1962年に生産された最初の量産型は"Degem Alef" (A型) と呼ばれる[1]。走行装置は最初からHVSSサスペンションを装備しているが、エンジンはコンチネンタル製ガソリンエンジンで、車外装備品も後のタイプに比べると少なく、車体両サイドの雑具箱と予備履帯は装着されているが予備転輪は装着されておらず、携行缶は車体後部に1箇所のみ搭載されている。
1960年代中盤からはエンジンをカミンズ製ディーゼルエンジンに換装した車両の製造が始まり、このタイプは"Degem Beth" (B型) 、あるいは"改修バッチ1"と呼称される。エンジン換装の他、車体側面に携行缶ラック、予備転輪が搭載されるようになっている。1967年の第三次中東戦争の時点では配備されているM51の多くがこの状態であった。
1960年代末頃から1970年代初頭に行われた改修を受けた車両が"Degem Gimel" (C型) 、あるいは"改修バッチ2"と呼称されている。C型(バッチ2)の車両はカミンズディーゼルエンジンデッキの後半部分にルーバーが追加されている他、主砲トラベリングロック装置の強化、車体側面の雑具箱を片側2個に増設し予備履帯ラックを砲塔側面に移動させるなどの改修が行われている。1973年の第四次中東戦争の時点ではバッチ1、バッチ2の車両が混在していた。この頃のイスラエル軍は既にL7 105mm戦車砲を搭載したセンチュリオン (ショット)や、M48 (マガフ)といったより強力な戦車を運用していたが、M51も現役で使用されており、実戦に参加した記録が残されている。
1975年頃から開始された改修を受けた車両が"Degem Dalet" (D型) 、あるいは"改修バッチ3"と呼称されている。改修バッチ3の内容は、車体下部リアパネルに装備されていたエンジン排気管が車体上部のエンジンデッキ上に移設された事である。これ以外はバッチ2とほぼ同じであるが、この後1980年代初頭には砲塔上(砲塔中央部分)に迫撃砲を搭載し、砲塔中央にあったM2重機関銃の機銃架を廃止して車長用キューポラの横に7.62mm M1919機関銃を搭載する改修を施したり、また主砲上に同軸機銃としてM2重機関銃を装備したりする改修も行われている。また、エンジンの排熱効率を上げるためM4A1車体の車体上部後面パネル部分を一度切断し、数10cm延ばして再度溶接し、増えた下側の空間に排気用ルーバーを増設した車両もあり、この改修は"改修バッチ4"と呼称されている。ただこの頃にはすでに国産のメルカバMk.I戦車の開発も進んでおり、M51は1980年代には徐々に退役し一部はチリ陸軍に売却され、また一部は予備役装備となった後、後述の派生車両のベース車体として再利用されたりした。なお、M50とは異なり南レバノン軍への供与は行われていないと見られる。
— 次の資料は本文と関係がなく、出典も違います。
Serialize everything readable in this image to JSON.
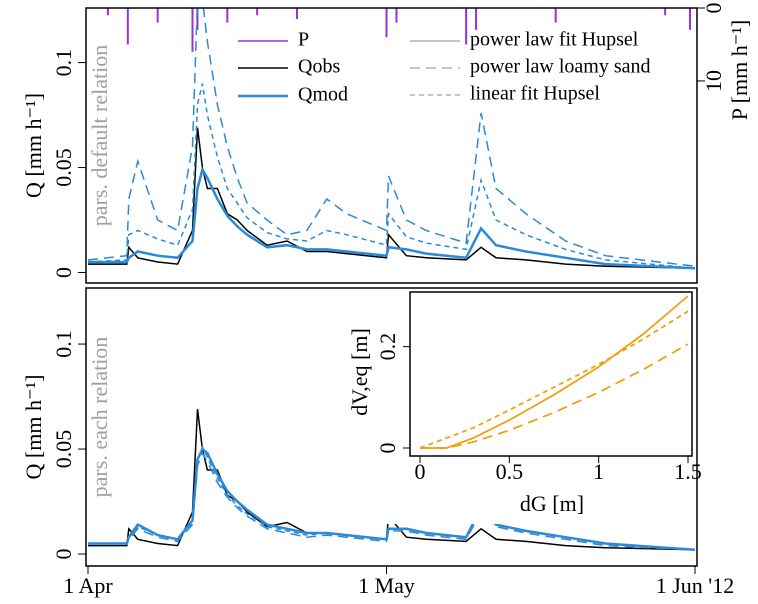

M4は特殊車輌のベースとしても多用され、イスラエルでも多くの派生型が使用されている。ここでは本家アメリカが開発・製造してイスラエルが導入した型と、イスラエルが独自にM4やM1/M50/M51を改修して製造した型とに分けて解説する。
IDFは慢性的に各種の装甲戦闘車輌が不足しそれを導入・更新するための資金も決して潤沢なものではなかったため、スーパーシャーマンはその後継であるショットやマガフが導入されてからも自走砲を始めとする各種の支援車輌に改造され、1967年の第三次中東戦争や1973年の第四次中東戦争、1978年の第一次レバノン侵攻(リタニ作戦)、1982年の第二次レバノン侵攻(レバノン戦争。イスラエル側の作戦名は「ガリラヤの平和作戦」)にも投入された。
一部資料やプラモデルの商品名などで、M51スーパーシャーマンが「アイシャーマン(Isherman)」と呼称されている事があるが、これはM50スーパーシャーマンとの区別のために西側メディアが勝手に付けたものである。さらに実際にIDFで「スーパーシャーマン」と呼ばれていたのはM1のHVSS/カミンズエンジン装備型のみであるとも言われている。